This paper introduces an intelligent on-line real-time control system for irregular surface detection based on single-chip microcomputer. A complex three-dimensional model is constructed by using on-line photography of optical elements. The model has good value preservation, real-time data processing and storage It can effectively correct the edge threshold data and process the gray level of the edge pixels on line by using the asymmetric smoothing average method. Its purpose is to achieve the accuracy of edge processing of special-shaped surface parts, effectively improve the efficiency of online real-time detection, and obtain an effective method for the processing of special-shaped surface.
With the use of 3D design software for system simulation and optimization analysis, road condition feedback and theoretical calculation, it is able to design high-level curved surface special-shaped lines and sections, as well as process problems. In addition, the performance of the machine tool is getting higher and higher, which makes the online machining of the special-shaped surface widely used and realized. Therefore, the online detection of the special-shaped surface is becoming more and more important. Due to the different measuring equipment and detection means, different measuring schemes can be designed, but which design scheme can most economically ensure the measurement accuracy requirements, so as to achieve the purpose of design, is a problem that must be studied in measurement design.
1 system design idea and basic algorithm
1.1 the idea of three dimensional design
Based on the high machining accuracy of irregular surface, and to solve the problem of constructing a complex three-dimensional image model through photography on microcomputer, the model should meet the following conditions: good preservation, so as to ensure that the visual effect of photography is in line with the objective reality; The model should get a huge amount of data, which can be processed on the main control chip; It can deal with the edge pixel problem of irregular surface; Deal with the hidden problem caused by the location of the camera.
In order to meet the above problems, charge coupled device (CCD) and optical devices are used to measure the different surface, and the photoelectric measurement is processed by single-chip microcomputer. The working process is to put the measured anisotropic surface in front of the controllable background of uniform illumination, collect the image into the single-chip microcomputer system, calculate the geometric parameters of the anisotropic surface according to a certain algorithm, and process the measured anisotropic surface The measurement system is shown in Figure 1.

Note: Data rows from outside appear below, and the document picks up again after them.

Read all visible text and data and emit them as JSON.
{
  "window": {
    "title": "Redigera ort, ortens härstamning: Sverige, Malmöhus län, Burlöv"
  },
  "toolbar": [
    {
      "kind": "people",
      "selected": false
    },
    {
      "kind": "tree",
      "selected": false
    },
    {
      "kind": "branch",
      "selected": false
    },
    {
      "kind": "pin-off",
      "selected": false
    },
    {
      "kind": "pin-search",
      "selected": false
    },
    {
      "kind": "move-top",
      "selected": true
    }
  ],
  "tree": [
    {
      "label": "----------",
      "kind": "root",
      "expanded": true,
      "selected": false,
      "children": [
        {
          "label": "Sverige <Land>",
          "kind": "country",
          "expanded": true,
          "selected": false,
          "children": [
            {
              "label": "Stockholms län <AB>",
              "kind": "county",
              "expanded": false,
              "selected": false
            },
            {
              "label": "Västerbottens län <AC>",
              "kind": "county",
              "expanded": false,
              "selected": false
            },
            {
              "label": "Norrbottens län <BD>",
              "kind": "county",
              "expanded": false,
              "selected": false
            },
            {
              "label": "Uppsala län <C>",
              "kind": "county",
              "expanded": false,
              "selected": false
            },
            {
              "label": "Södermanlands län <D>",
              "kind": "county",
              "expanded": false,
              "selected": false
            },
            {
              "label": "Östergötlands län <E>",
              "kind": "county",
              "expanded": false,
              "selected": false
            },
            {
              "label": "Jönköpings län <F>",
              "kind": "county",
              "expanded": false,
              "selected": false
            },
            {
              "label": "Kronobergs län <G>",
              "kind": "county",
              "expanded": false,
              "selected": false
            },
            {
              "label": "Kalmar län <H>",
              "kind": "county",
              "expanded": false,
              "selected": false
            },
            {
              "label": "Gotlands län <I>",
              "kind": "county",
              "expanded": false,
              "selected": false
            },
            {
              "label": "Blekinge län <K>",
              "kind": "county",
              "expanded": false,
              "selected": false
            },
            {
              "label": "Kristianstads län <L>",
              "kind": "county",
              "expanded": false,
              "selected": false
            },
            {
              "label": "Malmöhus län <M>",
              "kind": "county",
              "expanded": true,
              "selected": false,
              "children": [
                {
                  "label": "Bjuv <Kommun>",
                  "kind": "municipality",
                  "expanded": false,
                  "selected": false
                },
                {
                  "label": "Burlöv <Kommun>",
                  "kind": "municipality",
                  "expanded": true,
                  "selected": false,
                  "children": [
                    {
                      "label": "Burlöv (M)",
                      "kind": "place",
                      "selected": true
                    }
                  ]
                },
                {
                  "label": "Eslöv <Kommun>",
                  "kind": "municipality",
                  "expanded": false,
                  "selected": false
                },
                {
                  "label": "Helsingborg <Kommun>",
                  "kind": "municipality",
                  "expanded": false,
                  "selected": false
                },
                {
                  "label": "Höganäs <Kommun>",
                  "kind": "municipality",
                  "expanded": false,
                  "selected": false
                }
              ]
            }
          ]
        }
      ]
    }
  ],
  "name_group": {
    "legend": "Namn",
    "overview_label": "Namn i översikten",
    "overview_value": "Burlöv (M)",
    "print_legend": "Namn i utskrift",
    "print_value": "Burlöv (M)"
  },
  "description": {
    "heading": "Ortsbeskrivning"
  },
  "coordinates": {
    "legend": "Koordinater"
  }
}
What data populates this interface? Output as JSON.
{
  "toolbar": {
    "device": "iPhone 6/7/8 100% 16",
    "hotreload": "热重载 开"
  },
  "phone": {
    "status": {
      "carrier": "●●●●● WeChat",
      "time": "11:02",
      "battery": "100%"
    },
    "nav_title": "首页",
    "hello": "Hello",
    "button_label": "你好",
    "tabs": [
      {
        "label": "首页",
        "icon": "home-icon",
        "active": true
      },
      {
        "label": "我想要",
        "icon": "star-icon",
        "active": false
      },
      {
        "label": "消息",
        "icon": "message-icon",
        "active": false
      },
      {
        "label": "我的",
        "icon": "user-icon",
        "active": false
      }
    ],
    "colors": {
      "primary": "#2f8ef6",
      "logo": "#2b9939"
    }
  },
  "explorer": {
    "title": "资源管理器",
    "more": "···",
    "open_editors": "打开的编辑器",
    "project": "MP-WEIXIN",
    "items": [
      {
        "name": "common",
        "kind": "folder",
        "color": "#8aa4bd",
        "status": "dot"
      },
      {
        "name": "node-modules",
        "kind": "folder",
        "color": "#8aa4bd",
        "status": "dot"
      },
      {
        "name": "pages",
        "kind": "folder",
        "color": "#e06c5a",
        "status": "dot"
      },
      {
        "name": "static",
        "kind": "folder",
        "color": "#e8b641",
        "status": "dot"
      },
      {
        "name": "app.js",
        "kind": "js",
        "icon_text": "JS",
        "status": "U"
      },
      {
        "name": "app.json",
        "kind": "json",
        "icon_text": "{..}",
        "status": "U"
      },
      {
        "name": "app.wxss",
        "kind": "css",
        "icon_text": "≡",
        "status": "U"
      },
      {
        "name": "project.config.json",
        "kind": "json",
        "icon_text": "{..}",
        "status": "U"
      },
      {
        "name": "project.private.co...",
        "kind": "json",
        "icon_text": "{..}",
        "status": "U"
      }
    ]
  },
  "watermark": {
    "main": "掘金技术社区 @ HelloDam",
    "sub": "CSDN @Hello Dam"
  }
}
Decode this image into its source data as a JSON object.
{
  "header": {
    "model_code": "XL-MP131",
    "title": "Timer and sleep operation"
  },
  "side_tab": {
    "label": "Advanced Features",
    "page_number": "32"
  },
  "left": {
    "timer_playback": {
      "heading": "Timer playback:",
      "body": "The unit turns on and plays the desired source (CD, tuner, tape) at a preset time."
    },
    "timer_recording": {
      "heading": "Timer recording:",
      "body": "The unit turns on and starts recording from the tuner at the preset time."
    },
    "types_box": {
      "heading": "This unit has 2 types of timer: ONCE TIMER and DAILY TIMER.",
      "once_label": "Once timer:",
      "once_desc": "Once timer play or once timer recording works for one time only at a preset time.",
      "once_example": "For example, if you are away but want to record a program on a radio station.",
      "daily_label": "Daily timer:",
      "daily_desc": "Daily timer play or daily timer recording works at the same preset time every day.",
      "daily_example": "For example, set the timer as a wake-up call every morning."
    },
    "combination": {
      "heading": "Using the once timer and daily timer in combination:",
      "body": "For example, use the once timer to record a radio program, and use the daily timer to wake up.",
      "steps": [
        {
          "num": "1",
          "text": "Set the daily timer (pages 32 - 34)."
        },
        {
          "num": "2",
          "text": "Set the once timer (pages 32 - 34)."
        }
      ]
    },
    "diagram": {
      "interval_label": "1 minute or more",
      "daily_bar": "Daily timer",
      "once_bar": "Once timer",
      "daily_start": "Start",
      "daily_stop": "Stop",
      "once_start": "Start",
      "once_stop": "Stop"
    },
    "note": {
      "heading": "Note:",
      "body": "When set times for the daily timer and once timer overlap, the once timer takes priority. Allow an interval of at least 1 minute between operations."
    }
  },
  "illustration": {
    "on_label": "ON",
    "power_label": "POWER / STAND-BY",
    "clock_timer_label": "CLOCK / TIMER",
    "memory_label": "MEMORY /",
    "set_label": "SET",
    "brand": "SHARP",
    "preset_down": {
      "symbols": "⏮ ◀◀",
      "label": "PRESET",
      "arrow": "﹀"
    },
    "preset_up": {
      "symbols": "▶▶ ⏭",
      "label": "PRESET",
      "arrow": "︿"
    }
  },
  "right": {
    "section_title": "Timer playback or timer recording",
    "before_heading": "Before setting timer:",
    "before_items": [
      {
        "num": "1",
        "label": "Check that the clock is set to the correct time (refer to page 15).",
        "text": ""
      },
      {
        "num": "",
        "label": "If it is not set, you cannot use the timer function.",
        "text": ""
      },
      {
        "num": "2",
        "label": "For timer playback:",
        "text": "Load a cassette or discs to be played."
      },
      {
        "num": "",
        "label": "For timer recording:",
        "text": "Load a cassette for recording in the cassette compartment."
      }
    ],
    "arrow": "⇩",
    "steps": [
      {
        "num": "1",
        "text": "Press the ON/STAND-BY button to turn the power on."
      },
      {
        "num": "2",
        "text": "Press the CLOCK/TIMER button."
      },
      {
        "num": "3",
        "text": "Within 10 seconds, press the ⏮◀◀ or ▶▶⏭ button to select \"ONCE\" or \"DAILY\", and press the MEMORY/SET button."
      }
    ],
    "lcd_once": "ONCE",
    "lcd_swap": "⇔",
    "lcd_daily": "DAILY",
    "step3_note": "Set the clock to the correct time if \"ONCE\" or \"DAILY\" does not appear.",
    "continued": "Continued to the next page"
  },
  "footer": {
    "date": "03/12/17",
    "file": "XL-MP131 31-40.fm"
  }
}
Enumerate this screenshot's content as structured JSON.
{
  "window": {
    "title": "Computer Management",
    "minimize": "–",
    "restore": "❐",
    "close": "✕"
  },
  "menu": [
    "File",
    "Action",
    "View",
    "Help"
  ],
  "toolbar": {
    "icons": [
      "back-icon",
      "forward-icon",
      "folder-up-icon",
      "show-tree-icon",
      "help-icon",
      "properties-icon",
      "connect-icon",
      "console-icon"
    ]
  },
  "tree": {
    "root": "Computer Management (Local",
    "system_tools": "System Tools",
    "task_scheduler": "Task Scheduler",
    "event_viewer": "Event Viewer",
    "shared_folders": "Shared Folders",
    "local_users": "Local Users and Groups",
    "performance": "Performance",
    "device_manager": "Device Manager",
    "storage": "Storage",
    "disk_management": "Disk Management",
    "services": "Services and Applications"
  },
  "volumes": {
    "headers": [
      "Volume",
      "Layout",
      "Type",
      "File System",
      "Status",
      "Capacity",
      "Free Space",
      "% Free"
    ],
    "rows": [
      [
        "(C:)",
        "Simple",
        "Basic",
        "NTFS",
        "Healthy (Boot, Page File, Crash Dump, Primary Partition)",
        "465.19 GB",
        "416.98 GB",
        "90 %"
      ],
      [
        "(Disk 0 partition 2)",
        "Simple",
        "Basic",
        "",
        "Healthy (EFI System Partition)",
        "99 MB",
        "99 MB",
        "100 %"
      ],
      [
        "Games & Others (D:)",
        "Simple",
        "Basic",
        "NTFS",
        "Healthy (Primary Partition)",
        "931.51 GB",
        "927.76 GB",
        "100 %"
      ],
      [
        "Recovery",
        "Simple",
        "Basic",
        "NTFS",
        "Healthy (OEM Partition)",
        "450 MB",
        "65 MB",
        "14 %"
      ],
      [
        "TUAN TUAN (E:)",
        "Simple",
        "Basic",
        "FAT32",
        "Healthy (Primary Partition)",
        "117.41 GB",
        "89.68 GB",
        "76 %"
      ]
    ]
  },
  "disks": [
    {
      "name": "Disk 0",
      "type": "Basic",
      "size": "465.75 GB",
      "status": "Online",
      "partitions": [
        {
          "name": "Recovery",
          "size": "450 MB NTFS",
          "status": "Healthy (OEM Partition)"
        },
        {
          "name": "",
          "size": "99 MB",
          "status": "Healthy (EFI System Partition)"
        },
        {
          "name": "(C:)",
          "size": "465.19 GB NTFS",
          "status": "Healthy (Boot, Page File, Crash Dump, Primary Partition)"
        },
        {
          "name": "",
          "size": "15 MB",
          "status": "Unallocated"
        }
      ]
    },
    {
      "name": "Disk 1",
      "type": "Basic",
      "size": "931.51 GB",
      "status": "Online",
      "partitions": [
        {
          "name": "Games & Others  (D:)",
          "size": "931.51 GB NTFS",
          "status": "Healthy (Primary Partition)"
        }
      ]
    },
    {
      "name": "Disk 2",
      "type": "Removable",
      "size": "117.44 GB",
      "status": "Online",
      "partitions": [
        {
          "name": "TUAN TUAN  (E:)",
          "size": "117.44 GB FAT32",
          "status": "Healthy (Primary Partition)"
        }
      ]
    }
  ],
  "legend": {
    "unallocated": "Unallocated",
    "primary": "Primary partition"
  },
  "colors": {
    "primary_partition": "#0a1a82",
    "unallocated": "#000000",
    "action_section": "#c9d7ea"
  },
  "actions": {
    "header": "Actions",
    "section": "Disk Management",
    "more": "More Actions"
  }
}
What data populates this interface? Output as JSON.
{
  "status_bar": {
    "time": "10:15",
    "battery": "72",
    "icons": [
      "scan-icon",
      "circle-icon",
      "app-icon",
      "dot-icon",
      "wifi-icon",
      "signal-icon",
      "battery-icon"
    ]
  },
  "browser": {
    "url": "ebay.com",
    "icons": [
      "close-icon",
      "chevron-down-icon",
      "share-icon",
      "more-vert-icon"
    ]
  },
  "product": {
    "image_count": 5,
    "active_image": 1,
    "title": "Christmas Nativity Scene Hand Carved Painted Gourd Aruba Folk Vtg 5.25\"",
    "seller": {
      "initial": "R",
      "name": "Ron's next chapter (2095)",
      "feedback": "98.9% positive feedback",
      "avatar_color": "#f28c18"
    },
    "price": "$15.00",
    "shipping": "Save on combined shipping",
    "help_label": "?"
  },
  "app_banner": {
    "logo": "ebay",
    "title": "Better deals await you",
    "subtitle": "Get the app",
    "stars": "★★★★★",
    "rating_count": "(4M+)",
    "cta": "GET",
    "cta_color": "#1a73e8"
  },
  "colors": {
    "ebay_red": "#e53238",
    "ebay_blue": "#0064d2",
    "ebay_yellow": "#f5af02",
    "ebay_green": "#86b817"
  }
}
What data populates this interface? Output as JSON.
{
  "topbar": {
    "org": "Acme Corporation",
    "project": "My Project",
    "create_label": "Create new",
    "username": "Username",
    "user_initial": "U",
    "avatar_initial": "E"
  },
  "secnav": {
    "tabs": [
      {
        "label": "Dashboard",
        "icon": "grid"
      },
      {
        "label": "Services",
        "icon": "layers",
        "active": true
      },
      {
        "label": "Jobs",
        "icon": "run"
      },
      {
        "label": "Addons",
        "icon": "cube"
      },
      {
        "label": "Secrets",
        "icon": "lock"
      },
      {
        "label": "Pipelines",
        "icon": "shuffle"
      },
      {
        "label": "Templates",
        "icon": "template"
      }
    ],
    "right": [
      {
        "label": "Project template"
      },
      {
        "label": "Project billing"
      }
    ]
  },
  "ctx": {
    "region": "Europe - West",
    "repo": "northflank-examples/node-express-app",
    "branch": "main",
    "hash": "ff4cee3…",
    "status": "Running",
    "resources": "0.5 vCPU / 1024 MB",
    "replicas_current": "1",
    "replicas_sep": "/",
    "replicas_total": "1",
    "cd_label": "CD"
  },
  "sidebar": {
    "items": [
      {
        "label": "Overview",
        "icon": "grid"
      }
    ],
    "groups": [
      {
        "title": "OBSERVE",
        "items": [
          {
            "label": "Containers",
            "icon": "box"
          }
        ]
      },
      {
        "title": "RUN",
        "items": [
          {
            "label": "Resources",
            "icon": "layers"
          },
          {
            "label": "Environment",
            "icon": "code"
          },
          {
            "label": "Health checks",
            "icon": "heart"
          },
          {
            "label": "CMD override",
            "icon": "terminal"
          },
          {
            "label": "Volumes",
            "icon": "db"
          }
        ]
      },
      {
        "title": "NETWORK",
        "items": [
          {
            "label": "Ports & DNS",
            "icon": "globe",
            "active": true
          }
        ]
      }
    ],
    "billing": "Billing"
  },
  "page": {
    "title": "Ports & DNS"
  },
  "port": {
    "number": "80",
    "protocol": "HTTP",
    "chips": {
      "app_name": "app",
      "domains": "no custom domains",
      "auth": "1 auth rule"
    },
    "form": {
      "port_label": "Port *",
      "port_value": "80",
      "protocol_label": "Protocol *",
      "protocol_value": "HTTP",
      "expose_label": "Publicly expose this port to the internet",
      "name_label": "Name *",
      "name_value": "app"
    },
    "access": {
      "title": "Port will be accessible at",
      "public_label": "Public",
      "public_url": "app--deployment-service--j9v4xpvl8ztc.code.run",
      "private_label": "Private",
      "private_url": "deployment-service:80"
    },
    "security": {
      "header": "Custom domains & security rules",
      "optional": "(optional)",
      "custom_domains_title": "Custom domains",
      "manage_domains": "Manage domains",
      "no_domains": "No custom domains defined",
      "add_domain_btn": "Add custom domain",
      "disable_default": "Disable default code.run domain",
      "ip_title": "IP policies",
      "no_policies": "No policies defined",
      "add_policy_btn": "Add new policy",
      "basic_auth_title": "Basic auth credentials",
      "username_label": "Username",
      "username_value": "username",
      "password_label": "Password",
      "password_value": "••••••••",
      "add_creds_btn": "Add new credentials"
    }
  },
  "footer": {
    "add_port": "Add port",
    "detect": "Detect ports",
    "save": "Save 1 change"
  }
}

1.2 processing of detecting image edge pixels
In the process of on-line machining of curved surface by machine tool, the construction of curved surface model should not only deal with the regular area, but also deal with the irregular edge problem. Because the brightness near the edge of the image changes greatly, the pixels whose gray change exceeds a certain appropriate threshold th in the neighborhood can be regarded as edge points. Taking this point as the parallel section, because the section has good preservation, smooth connection, and has nothing to do with the selection of coordinate system, the piecewise parametric cubic curve is used to fit the curve, and the whole curve is transformed into the second-order continuous derivative curve. At the same time, because the threshold value of the curve edge can not be smoothed, the asymmetric moving average method can only be used to supplement the data.
Suppose that for the Dynamic Smoothing threshold data YK, for the time series XK (XK is the dynamic detection data time series, k = 1, 2, 3,…, n), take M adjacent data for weighted average, and obtain the positive integer of the total smoothing number m after data smoothing, which requires p + Q + 1 = M, Suppose M = 5, then take the product of the front five values or the back five values and the front coefficient to find y1y2 or ynyn-1 and yn and Y1; The weight coefficients of yn-1 and Y2 are the same, as shown in Table 1
2 module design
2.1 active real-time automatic detection system its process CCD real-time video data acquisition, transmission to the video image processor, and its analog-to-digital processing, through the data bus transmission to the main control chip processing results, as shown in Figure 2.
2.2 software design and algorithm optimization
Considering the practicability of the software, that is, the performance of the software meets the actual needs of production, and the running environment (hardware and software) of the software should meet the actual conditions, the system adopts the numerical stability algorithm to improve the accuracy of the calculation results; Modular design method is adopted to facilitate the maintenance, debugging, readability and rationality of the program and improve the efficiency of software development; The correct and proper use of programming skills can improve the speed, reduce the error and improve the reliability of the program; According to the characteristics of the system, the combination of high-level language and low-level language is adopted, that is, the control of the whole system and digital image processing are realized by C program, which undoubtedly improves the readability and portability of the program, while the assembly program is mainly used to realize the initialization of the interface of each part of the system. In order to improve the above shortcomings, after in-depth study of the processing system and algorithm, according to the characteristics of the hardware structure, the improved algorithm suitable for efficient operation in the hardware is studied to meet the requirements of real-time processing. The program flow is shown in Figure 3.
It can be seen that the system has the advantages of less investment, high degree of automation, strong practicability and simple operation. It not only improves the detection accuracy of irregular surface, but also meets the requirements of real-time and economic performance. At the same time, it reduces the cost of production and research, and improves the efficiency of production and work.